Big Banks in Africa needs to set-up Smart credit-assessment tools to unlocking the potential of Africa’s SMEs, according to Banking in Africa, published by the European Investment Bank on February 27.
“Banks consider lending to SMEs highly risky and ask for significant levels of collateral, while a significant portion of their investment is allocated to government assets,” the report says.
In Nigeria’s informal economy is largely cash-based, meaning most small-scale businesses barely consider having a bank account. This sector, which includes traders like Kasali, accounts for about 60% of the entire economy or about $240bn. It creates much-needed new jobs (more than 80% of workers are informal), offering more chances to people than the formal sector.
But access to finance remains a major barrier to expansion. Banks often do not only have high interest rates but also include collateral requirements when providing credit facilities. Most small businesses struggle to meet these demands, cutting them off from the capital they need to grow.
Economic growth prospects remain bright in some areas. The EIB predicts that in 2020 and 2021, GDP growth in East Africa will accelerate to 6% in 2020 and 2021 as infrastructure investments boost domestic demand.

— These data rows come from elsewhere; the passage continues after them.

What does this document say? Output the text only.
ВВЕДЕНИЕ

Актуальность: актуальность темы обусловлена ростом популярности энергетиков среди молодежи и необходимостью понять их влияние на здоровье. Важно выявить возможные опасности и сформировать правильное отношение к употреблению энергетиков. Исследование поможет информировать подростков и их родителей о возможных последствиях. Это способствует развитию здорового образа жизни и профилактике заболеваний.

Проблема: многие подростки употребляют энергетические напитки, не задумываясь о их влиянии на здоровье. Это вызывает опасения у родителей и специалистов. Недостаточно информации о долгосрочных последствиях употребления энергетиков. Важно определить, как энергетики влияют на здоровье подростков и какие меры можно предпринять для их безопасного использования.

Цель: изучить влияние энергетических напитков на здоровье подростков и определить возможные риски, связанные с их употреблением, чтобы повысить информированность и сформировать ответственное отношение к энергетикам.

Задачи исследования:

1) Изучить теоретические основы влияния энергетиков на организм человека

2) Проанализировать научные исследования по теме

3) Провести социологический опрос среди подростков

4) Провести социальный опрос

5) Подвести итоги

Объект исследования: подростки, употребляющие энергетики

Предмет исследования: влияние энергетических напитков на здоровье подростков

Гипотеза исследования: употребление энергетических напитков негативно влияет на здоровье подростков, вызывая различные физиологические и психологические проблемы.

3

But Nigeria, which accounts for two-thirds of West Africa’s GDP, is expected to grow at only around 2.5% this year.
Overall, the EIB says, risks to the outlook are tilted to the downside.

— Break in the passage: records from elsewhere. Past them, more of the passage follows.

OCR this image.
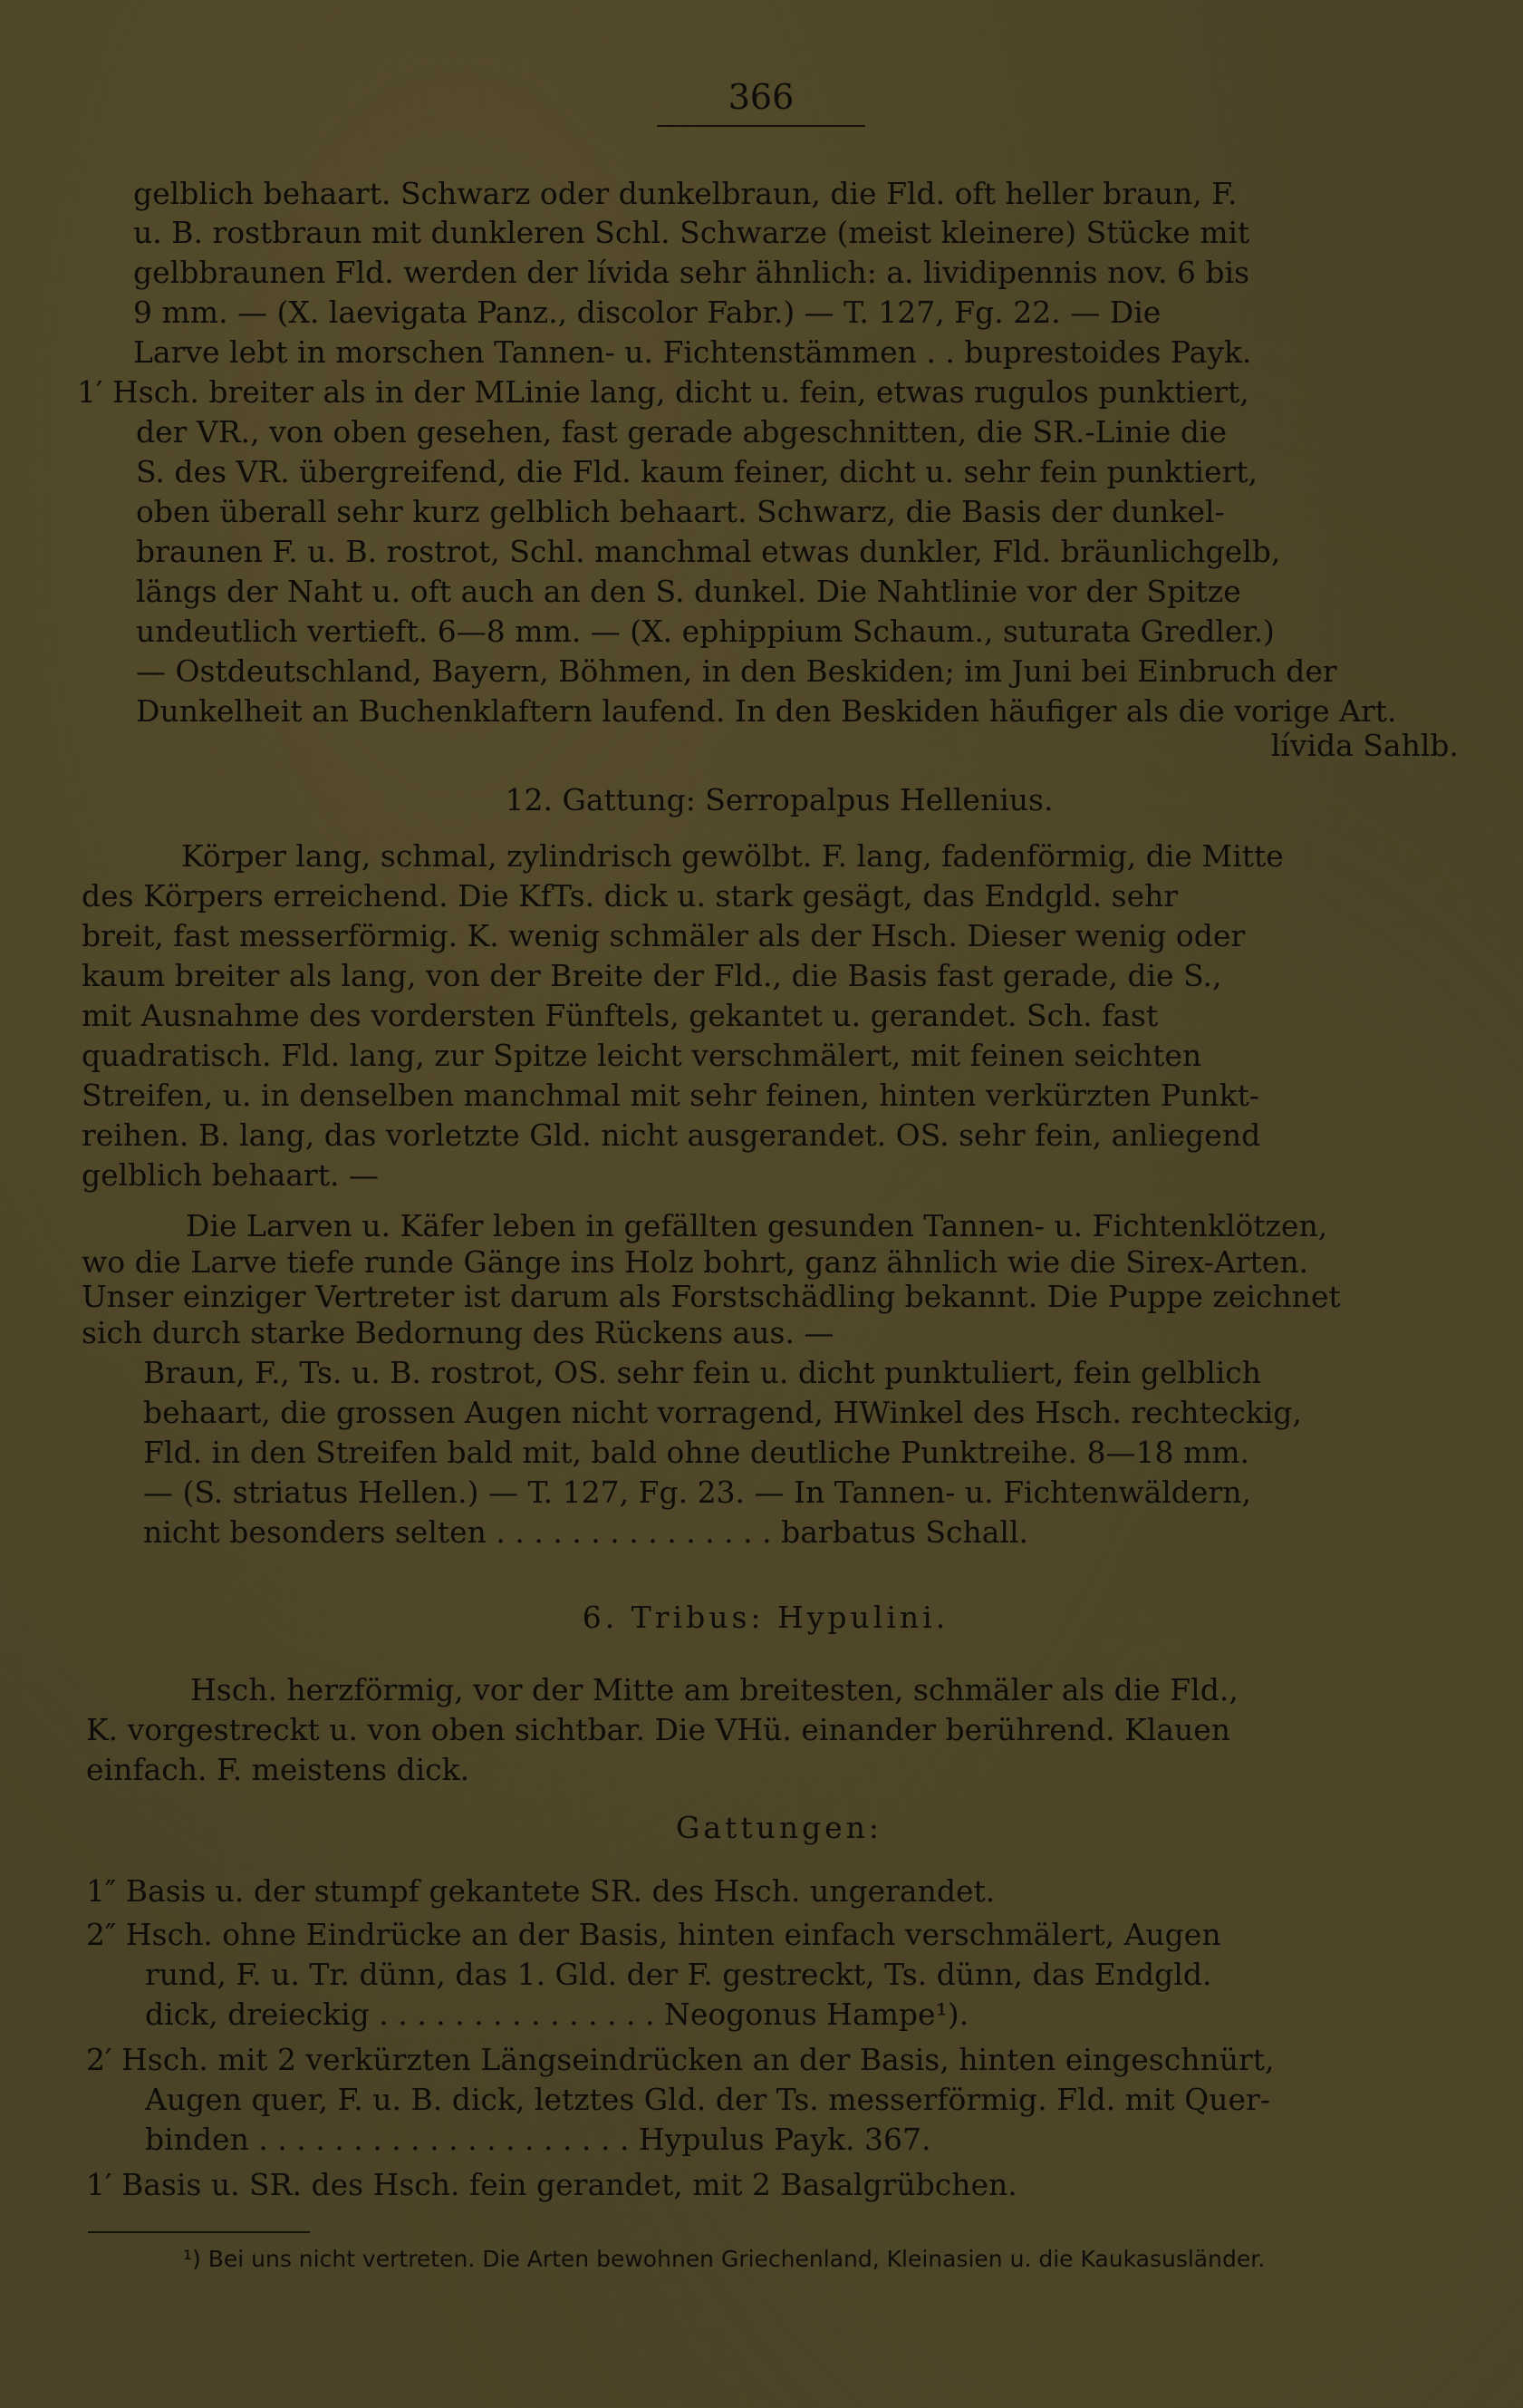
366
gelblich behaart. Schwarz oder dunkelbraun, die Fld. oft heller braun, F.
u. B. rostbraun mit dunkleren Schl. Schwarze (meist kleinere) Stücke mit
gelbbraunen Fld. werden der lívida sehr ähnlich: a. lividipennis nov. 6 bis
9 mm. — (X. laevigata Panz., discolor Fabr.) — T. 127, Fg. 22. — Die
Larve lebt in morschen Tannen- u. Fichtenstämmen . . buprestoides Payk.
1′ Hsch. breiter als in der MLinie lang, dicht u. fein, etwas rugulos punktiert,
der VR., von oben gesehen, fast gerade abgeschnitten, die SR.-Linie die
S. des VR. übergreifend, die Fld. kaum feiner, dicht u. sehr fein punktiert,
oben überall sehr kurz gelblich behaart. Schwarz, die Basis der dunkel-
braunen F. u. B. rostrot, Schl. manchmal etwas dunkler, Fld. bräunlichgelb,
längs der Naht u. oft auch an den S. dunkel. Die Nahtlinie vor der Spitze
undeutlich vertieft. 6—8 mm. — (X. ephippium Schaum., suturata Gredler.)
— Ostdeutschland, Bayern, Böhmen, in den Beskiden; im Juni bei Einbruch der
Dunkelheit an Buchenklaftern laufend. In den Beskiden häufiger als die vorige Art.
lívida Sahlb.
12. Gattung: Serropalpus Hellenius.
Körper lang, schmal, zylindrisch gewölbt. F. lang, fadenförmig, die Mitte
des Körpers erreichend. Die KfTs. dick u. stark gesägt, das Endgld. sehr
breit, fast messerförmig. K. wenig schmäler als der Hsch. Dieser wenig oder
kaum breiter als lang, von der Breite der Fld., die Basis fast gerade, die S.,
mit Ausnahme des vordersten Fünftels, gekantet u. gerandet. Sch. fast
quadratisch. Fld. lang, zur Spitze leicht verschmälert, mit feinen seichten
Streifen, u. in denselben manchmal mit sehr feinen, hinten verkürzten Punkt-
reihen. B. lang, das vorletzte Gld. nicht ausgerandet. OS. sehr fein, anliegend
gelblich behaart. —
Die Larven u. Käfer leben in gefällten gesunden Tannen- u. Fichtenklötzen,
wo die Larve tiefe runde Gänge ins Holz bohrt, ganz ähnlich wie die Sirex-Arten.
Unser einziger Vertreter ist darum als Forstschädling bekannt. Die Puppe zeichnet
sich durch starke Bedornung des Rückens aus. —
Braun, F., Ts. u. B. rostrot, OS. sehr fein u. dicht punktuliert, fein gelblich
behaart, die grossen Augen nicht vorragend, HWinkel des Hsch. rechteckig,
Fld. in den Streifen bald mit, bald ohne deutliche Punktreihe. 8—18 mm.
— (S. striatus Hellen.) — T. 127, Fg. 23. — In Tannen- u. Fichtenwäldern,
nicht besonders selten . . . . . . . . . . . . . . . barbatus Schall.
6. Tribus: Hypulini.
Hsch. herzförmig, vor der Mitte am breitesten, schmäler als die Fld.,
K. vorgestreckt u. von oben sichtbar. Die VHü. einander berührend. Klauen
einfach. F. meistens dick.
Gattungen:
1″ Basis u. der stumpf gekantete SR. des Hsch. ungerandet.
2″ Hsch. ohne Eindrücke an der Basis, hinten einfach verschmälert, Augen
rund, F. u. Tr. dünn, das 1. Gld. der F. gestreckt, Ts. dünn, das Endgld.
dick, dreieckig . . . . . . . . . . . . . . . Neogonus Hampe¹).
2′ Hsch. mit 2 verkürzten Längseindrücken an der Basis, hinten eingeschnürt,
Augen quer, F. u. B. dick, letztes Gld. der Ts. messerförmig. Fld. mit Quer-
binden . . . . . . . . . . . . . . . . . . . . Hypulus Payk. 367.
1′ Basis u. SR. des Hsch. fein gerandet, mit 2 Basalgrübchen.
¹) Bei uns nicht vertreten. Die Arten bewohnen Griechenland, Kleinasien u. die Kaukasusländer.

“The high level of public debt leaves a number of states vulnerable to external shocks and reduces or even blocks access to external financing,” the report says.

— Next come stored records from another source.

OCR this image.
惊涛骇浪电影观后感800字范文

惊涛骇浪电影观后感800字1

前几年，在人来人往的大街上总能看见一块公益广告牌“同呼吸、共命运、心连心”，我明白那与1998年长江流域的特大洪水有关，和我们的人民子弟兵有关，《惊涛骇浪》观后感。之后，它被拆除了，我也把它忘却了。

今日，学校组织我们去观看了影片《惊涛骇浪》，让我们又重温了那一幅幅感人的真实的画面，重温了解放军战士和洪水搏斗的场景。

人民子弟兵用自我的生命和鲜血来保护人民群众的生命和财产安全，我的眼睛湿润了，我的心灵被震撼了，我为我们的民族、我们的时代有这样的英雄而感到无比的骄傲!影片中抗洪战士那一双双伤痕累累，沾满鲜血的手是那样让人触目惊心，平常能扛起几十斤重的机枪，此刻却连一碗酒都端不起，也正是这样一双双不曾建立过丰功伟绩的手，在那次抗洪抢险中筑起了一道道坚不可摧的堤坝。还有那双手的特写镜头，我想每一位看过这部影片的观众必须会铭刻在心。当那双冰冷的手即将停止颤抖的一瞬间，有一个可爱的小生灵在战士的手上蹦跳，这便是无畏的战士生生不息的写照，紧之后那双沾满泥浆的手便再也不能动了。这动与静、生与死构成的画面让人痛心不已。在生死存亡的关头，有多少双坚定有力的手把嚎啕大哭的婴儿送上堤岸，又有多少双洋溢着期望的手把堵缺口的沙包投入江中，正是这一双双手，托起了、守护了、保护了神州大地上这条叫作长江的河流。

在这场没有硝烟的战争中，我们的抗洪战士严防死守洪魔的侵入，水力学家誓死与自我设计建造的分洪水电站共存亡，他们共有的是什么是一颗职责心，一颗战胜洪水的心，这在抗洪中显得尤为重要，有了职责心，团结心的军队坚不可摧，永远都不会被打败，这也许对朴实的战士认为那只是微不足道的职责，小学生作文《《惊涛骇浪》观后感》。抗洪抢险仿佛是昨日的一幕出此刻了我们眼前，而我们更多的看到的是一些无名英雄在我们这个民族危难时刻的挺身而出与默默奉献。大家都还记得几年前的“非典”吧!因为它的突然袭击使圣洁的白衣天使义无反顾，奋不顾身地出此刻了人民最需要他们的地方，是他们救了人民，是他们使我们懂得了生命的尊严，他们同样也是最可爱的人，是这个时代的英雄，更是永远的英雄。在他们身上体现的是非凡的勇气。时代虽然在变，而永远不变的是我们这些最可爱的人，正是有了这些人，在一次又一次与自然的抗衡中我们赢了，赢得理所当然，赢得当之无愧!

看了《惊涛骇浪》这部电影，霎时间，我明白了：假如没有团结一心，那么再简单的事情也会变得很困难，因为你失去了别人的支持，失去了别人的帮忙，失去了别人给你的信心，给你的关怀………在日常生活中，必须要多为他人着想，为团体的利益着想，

There is an increasing recognition by pan-African banks of the need to set up dedicated departments for lending to SMEs, Stijns says, giving France’s Société Générale as an example. Banks are also starting to get serious about using fintech to develop credit assessment tools for SMEs, he says.
The EIB is in the process of launching a new centre in Abidjan that aims to provide capacity-building and technical assistance to SMEs in west and central Africa.
The other part of the equation, Stijns says, is helping bankers to become more knowledgeable in assessing the risks of lending to SMEs.
Reform of secured transaction frameworks would benefit both banks and firms, the EIB’s report says.
This would make it easier for firms to use movable assets as collateral and would help SMEs in particular, as they are more likely to lack high-quality collateral.
Standard models for measuring the credit strength of SMEs are unlikely to be sufficient, Stijns argues. One unresolved issue is that the line between personal and business use of a loan, for example for a motorcycle, is often blurred.
“Necessity is the mother of all invention,” Stijns says.
As has already been the case in mobile banking, that means Africa could find itself leading the rest of the world in terms of fintech for SME lending, he argues.